Contemporary Political Theory and Exit
Though Hirschman generally avoided discussion of whether exit is a right, some political theorists have taken up this issue, considering whether exit is an individual right that enables personal liberty and autonomy.⁹ Much of the theoretical work on exit has centered on how a liberal state should respond to illiberal groups within it. Political theorists are divided on this issue, and they disagree about the proper role of the state in dealing with illiberal comprehensive communities, especially as it relates to vulnerable minorities within these groups, the so-called minorities within minorities.¹⁰ Despite these differences, theorists on both sides of this debate tend to agree that it is essential that members of illiberal groups have the capacity to exit from them and join the mainstream liberal society whenever they so choose.¹¹ Yet this consensus about the necessity of exit has created an unanticipated problem in terms of exit itself: the concept of exit in this debate has been presumed, not examined. The dominant, agreed-upon view that exit is crucial has unwittingly diminished exit itself, rendering it in limited and one-dimensional terms.

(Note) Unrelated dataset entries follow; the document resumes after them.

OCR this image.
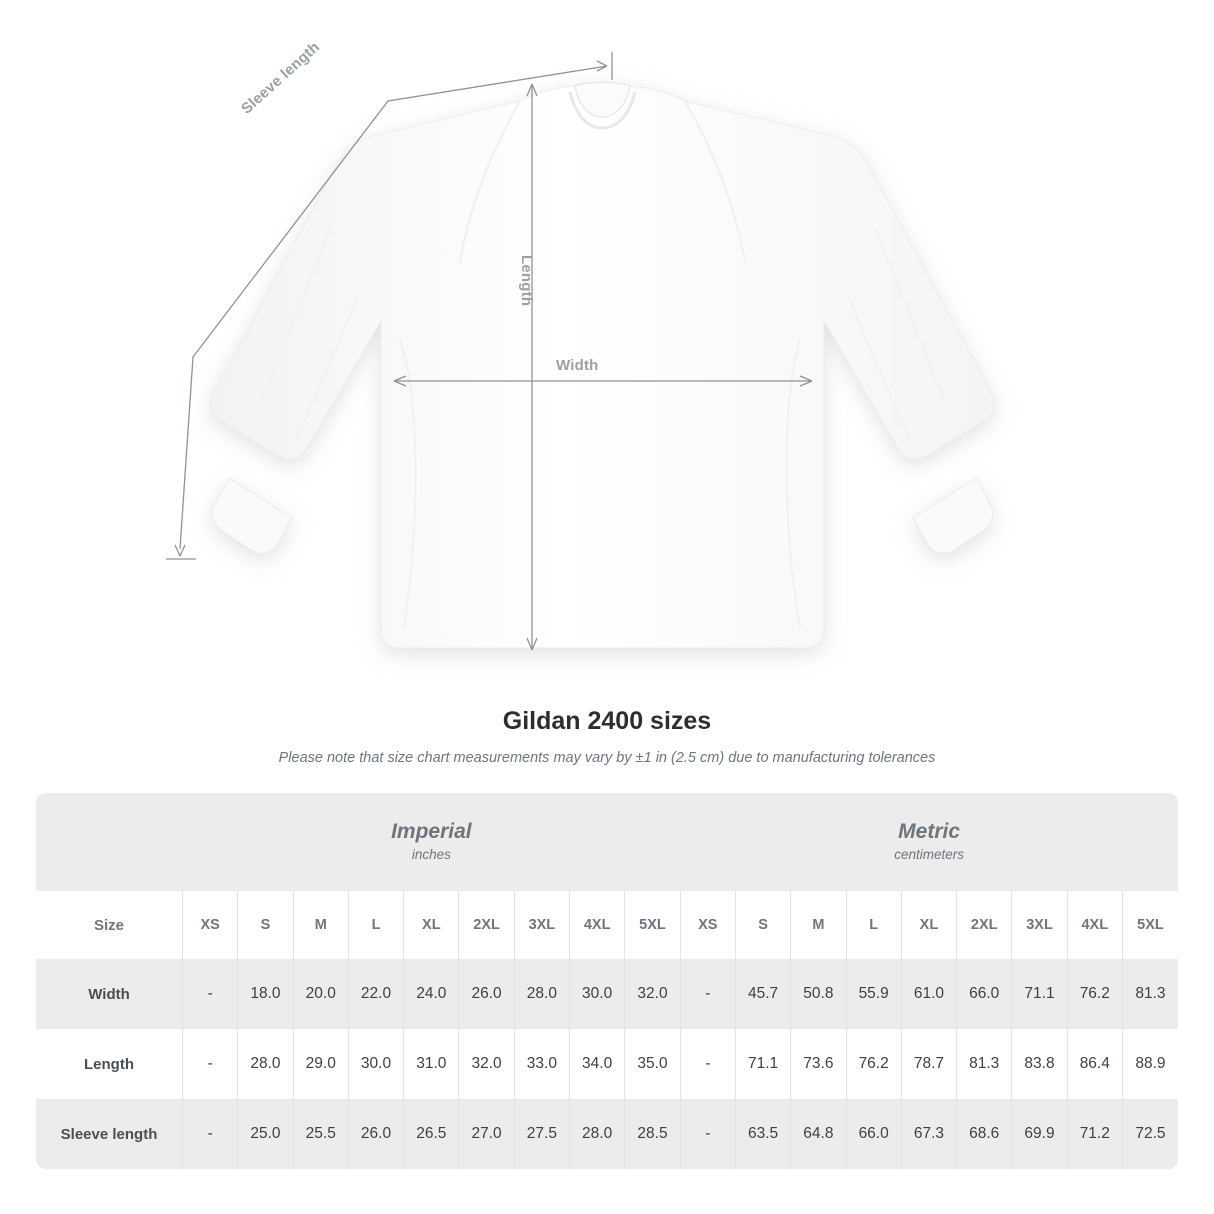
Sleeve length
Length
Width
Gildan 2400 sizes

Please note that size chart measurements may vary by ±1 in (2.5 cm) due to manufacturing tolerances

Imperial
inches

Metric
centimeters

Size	XS	S	M	L	XL	2XL	3XL	4XL	5XL	XS	S	M	L	XL	2XL	3XL	4XL	5XL
Width	-	18.0	20.0	22.0	24.0	26.0	28.0	30.0	32.0	-	45.7	50.8	55.9	61.0	66.0	71.1	76.2	81.3
Length	-	28.0	29.0	30.0	31.0	32.0	33.0	34.0	35.0	-	71.1	73.6	76.2	78.7	81.3	83.8	86.4	88.9
Sleeve length	-	25.0	25.5	26.0	26.5	27.0	27.5	28.0	28.5	-	63.5	64.8	66.0	67.3	68.6	69.9	71.2	72.5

To understand the consensus about the need for exit, it is essential to begin with the question that has prompted it: What should the liberal state do in response to illiberal comprehensive communities in their midst? To give one example, how ought a liberal state approach a minority group like the Fundamentalist Church of Jesus Christ of Latter-Day Saints (FLDS), a dissenting religious sect that adheres to a polygamist theology long abandoned by the mainstream Mormon Church?¹² A central issue has been whether a liberal state should tolerate or protect an internal group, like the FLDS, in the name of pluralism and diversity, or whether it should intervene in order to protect vulnerable members of those communities, such as women and children. If intervention to protect minorities within minorities is permissible, when is it warranted?¹³
Some multicultural theorists have argued that this problem is adequately addressed if the liberal state ensures a voluntary right of exit
—that is, all members of an illiberal, comprehensive community should be permitted the opportunity to leave it and cannot be forced or compelled to remain members.